You’ve got to be kidding. On top of everything, the mouse is back. I have to get out of here. What if all this noise keeps me up and I can’t fall asleep and then my Arizona porthole closes and I’m stuck in this world forever? I need to go to sleep. Right now. I throw on jeans and a shirt and my sneakers, grab my purse and run like hell.
All the way to the Bolton Hotel in Times Square. No phone. No Heather. No mouse.
“I’d like a room please,” I say to the man at the service desk.
“For how long?”
“Let’s start with one night.”
“Would you like the king-sized featherbed?”

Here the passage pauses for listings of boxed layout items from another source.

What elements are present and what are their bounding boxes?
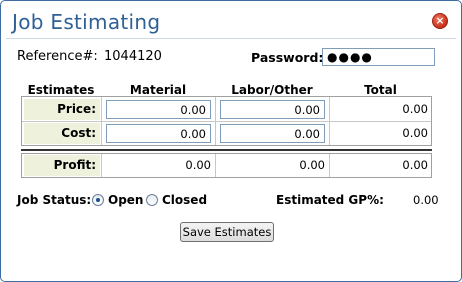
price-labor-input[interactable]: 0.00 <box>220 100 325 119</box>
password-field[interactable]: ●●●● <box>322 48 435 66</box>
column-header-total: Total <box>364 83 397 97</box>
profit-grid: Profit: 0.00 0.00 0.00 <box>21 153 432 178</box>
close-icon[interactable]: × <box>432 13 448 29</box>
job-estimating-dialog: Job Estimating × Reference#: 1044120 Pas… <box>0 0 462 282</box>
title-divider <box>6 38 456 39</box>
reference-label: Reference#: <box>17 49 98 64</box>
estimated-gp-value: 0.00 <box>413 193 439 207</box>
status-closed-label[interactable]: Closed <box>162 193 207 207</box>
profit-row-label: Profit: <box>24 155 100 176</box>
status-open-radio[interactable] <box>92 194 104 206</box>
column-divider <box>101 97 102 145</box>
column-header-labor: Labor/Other <box>231 83 313 97</box>
job-status-label: Job Status: <box>17 193 92 207</box>
column-header-estimates: Estimates <box>27 83 95 97</box>
password-label: Password: <box>251 50 324 65</box>
save-estimates-button[interactable]: Save Estimates <box>180 222 274 242</box>
price-material-input[interactable]: 0.00 <box>106 100 211 119</box>
profit-total: 0.00 <box>402 158 428 172</box>
status-open-label[interactable]: Open <box>108 193 143 207</box>
price-total: 0.00 <box>402 102 428 116</box>
cost-material-input[interactable]: 0.00 <box>106 124 211 143</box>
column-divider <box>215 97 216 145</box>
row-divider <box>22 121 431 122</box>
profit-labor: 0.00 <box>299 158 325 172</box>
estimates-grid: Price: 0.00 0.00 0.00 Cost: 0.00 0.00 0.… <box>21 96 432 146</box>
column-header-material: Material <box>129 83 187 97</box>
profit-material: 0.00 <box>185 158 211 172</box>
cost-row-label: Cost: <box>24 123 100 144</box>
profit-separator <box>21 149 432 151</box>
estimated-gp-label: Estimated GP%: <box>276 193 384 207</box>
dialog-title: Job Estimating <box>12 10 161 34</box>
reference-value: 1044120 <box>104 49 162 64</box>
cost-labor-input[interactable]: 0.00 <box>220 124 325 143</box>
cost-total: 0.00 <box>402 126 428 140</box>
price-row-label: Price: <box>24 99 100 120</box>
status-closed-radio[interactable] <box>146 194 158 206</box>
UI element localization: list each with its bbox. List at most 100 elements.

“Sure. Why not? A quiet room please.”
“Something high up then. That’ll be two hundred dollars.”
I hand over my credit card. For two hundred dollars, those feathers had better be goose.
“Do you have any baggage, ma’am?”
Oh yeah, do I ever. “No.”
“Then you’re all set,” he says, his face devoid of expression. I guess he’s used to women with no luggage checking in after midnight. “Here’s the key card for room 2715.”
I wait for the elevator, and when it opens, I’m face-to-face with Brad.
He turns red when he sees me. “Hey, Gabby. How’s it going?”
“Good, thanks. You?” He’s the last person I feel like dealing with now.
“Okay. Um. Listen I want to apologize for the night we went out. I don’t remember most of it, but it couldn’t have been good.”
“No worries.”
“Cool. Take care,” he says. “Um, is Heather with you?”
“No. Why?”
“I just thought…oh, never mind.”
What an ego. He was probably worried she’d pounce on him. I think about the last time I was here, and how he ignored her. I step into the elevator and press the button for floor twenty-seven. Or maybe he thought there was a party in one of the rooms. The last thing on my mind is partying. I’m so dead, I can hardly keep my eyes open.
I kick off my sneakers, strip off my clothes, close the blinds and pull down the covers. I flop down on my two-hundred-dollar bed and go straight to sleep.